In this paper, we extend the work of our conference paper [8], follow the idea in [5,13] and exploit the visibility model for the line of sight in the binary labeling problem of Delaunay tetrahedra. The main contributions of the proposed method are: (1) two new visibility models for the visibility information of the points on the vertices of Delaunay tetrahedra and inside them, respectively; and (2) the dense visibility technique, which exploits the visibility information of unmerged points for better performance of preserving scene details. Experimental comparison results show that the proposed method rivals the state-of-the-art methods [5,24,27,29,38] in terms of accuracy and completeness, and performs better in detail preservation.

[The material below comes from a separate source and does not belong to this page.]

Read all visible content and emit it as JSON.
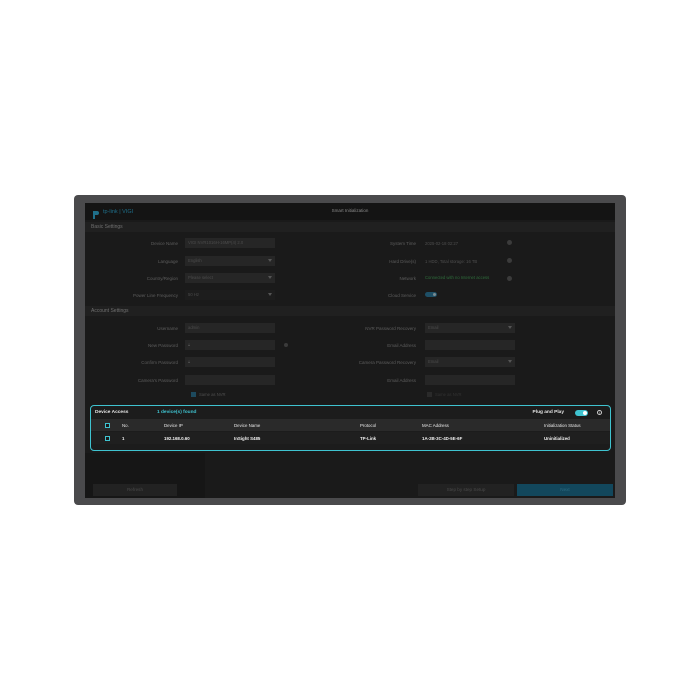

3. Visibility Models and Energies

The pipeline of the proposed method is shown in Figure 2. The input of the proposed method is a dense point cloud generated by multi-view stereo (MVS) methods. Each point in the point cloud is attached with the visibility information recording that from which views the point is seen. Next, Delaunay tetrahedra are constructed from given input point cloud, and the scene reconstruction problem is formulated as a binary labeling problem to label tetrahedra as inside or outside. Then, an s-t graph is constructed with tetrahedra as the vertices and facets of tetrahedra as the edges. Finally, by minimizing the energy defined on the s-t graph, the vertices are separated into two parts, i.e., inside and outside, and the scene surface is extracted which consists of triangle facets lying between tetrahedra with different labels. The key issue of this process is to find a proper energy. In doing so, we introduce a new visibility model to formulate the energy of the binary labeling problem. In the following subsections, we detail the visibility models in [12,13] and our new one. Before that, we give the meaning of the symbols used in this work in Table 1 for better understanding.

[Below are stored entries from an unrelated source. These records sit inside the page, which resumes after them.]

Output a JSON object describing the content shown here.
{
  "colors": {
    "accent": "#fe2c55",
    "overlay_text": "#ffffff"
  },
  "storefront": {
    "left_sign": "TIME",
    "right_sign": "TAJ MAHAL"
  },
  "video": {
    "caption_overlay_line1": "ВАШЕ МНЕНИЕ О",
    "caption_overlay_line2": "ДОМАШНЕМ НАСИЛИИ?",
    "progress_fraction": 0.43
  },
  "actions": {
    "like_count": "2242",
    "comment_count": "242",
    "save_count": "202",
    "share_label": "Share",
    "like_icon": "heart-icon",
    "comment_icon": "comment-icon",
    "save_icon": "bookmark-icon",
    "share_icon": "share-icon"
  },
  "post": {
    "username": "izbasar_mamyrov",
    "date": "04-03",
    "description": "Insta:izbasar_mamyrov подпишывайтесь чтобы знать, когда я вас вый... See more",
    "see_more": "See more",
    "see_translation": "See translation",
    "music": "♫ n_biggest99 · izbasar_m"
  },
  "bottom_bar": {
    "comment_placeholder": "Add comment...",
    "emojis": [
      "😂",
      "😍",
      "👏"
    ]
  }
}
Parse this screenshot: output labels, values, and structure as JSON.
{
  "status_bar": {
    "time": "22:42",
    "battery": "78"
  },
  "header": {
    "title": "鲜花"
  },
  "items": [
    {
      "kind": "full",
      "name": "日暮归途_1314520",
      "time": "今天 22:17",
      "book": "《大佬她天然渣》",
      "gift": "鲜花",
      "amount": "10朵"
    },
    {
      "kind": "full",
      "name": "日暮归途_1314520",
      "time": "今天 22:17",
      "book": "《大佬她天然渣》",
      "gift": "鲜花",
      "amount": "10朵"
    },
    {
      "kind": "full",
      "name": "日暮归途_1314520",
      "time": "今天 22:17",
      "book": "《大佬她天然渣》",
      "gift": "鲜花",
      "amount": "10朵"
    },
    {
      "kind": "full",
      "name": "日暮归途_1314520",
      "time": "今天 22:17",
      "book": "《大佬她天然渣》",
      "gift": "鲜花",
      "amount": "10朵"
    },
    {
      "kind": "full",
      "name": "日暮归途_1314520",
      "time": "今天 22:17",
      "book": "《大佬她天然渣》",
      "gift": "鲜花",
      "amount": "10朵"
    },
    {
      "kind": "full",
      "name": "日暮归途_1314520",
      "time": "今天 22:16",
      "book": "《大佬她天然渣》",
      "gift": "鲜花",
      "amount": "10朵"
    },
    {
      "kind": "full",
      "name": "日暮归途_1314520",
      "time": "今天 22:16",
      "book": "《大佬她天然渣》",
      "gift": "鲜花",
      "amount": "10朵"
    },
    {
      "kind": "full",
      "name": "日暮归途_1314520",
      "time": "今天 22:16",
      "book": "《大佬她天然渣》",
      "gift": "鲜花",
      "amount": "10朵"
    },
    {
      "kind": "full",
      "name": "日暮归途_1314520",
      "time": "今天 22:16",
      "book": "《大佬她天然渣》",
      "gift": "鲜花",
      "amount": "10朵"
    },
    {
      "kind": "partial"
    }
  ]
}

3.1. Existing Visibility Models

The typical visibility model [12] assumes that, for each line of sight v, the space between camera center c and point p is free-space; the space behind point p along the line of sight is full-space. For the Delaunay tetrahedra of the point cloud, the tetrahedra intersected by segment

(c, p)

should be labeled as outside; the tetrahedron right behind the point p should be labeled as inside. For example, in Figure 3a, according to the above model, tetrahedra

T_{1}

–

T_{5}

should be labeled as outside, while tetrahedron

T_{6}

should be labeled as inside.

For a single line of sight, the above label assignment is desirable. While taking all lines of sight into consideration, some surface part might not be handled properly, for example, that between

T_{2}

and

T_{3}

in Figure 3a. This scenario violates the label assignment principle described above. To punish the conflicts, the facets intersected by a line of sight are given weights (energy) of

W (l_{T_{i}}, l_{T_{j}})

. Similarly, weights for punishing bad label assignments of the first tetrahedron and last tetrahedron are

D (l_{T_{1}})

and

D (l_{T_{N_{v} + 1}})

, respectively. Therefore, the visibility energy is the sum of the penalties of all the bad label assignments in all the lines of sight, as

E_{v i s}^{t y p i c a l} = \sum_{v \in V} [D (l_{T_{1}}) + \sum_{i = 1}^{N_{v} - 1} W (l_{T_{i}}, l_{T_{i + 1}}) + D (l_{T_{N_{v} + 1}})]

(1)

where

D (l_{T_{1}}) = \{\begin{matrix} α_{v} & if l_{T_{1}} = 1 \\ 0 & otherwise \end{matrix}, D (l_{T_{N_{v} + 1}}) = \{\begin{matrix} α_{v} & if l_{T_{N_{v} + 1}} = 0 \\ 0 & otherwise \end{matrix}, W (l_{T_{i}}, l_{T_{j}}) = \{\begin{matrix} α_{v} & if l_{T_{i}} = 0 \land l_{T_{j}} = 1 \\ 0 & otherwise \end{matrix}

where

V

denotes the visibility information set, containing all lines of sight;

N_{v}

is the number of tetrahedra intersected by a single line of sight v, indexed from the camera center c to the point p;

N_{v} + 1

denotes the tetrahedron behind the point p;

l_{T}

is the label of tetrahedron T, with 1 stands for inside and 0 outside;

α_{v}

is the weight of a line of sight v, which can be the photo consistency score of point p in current view.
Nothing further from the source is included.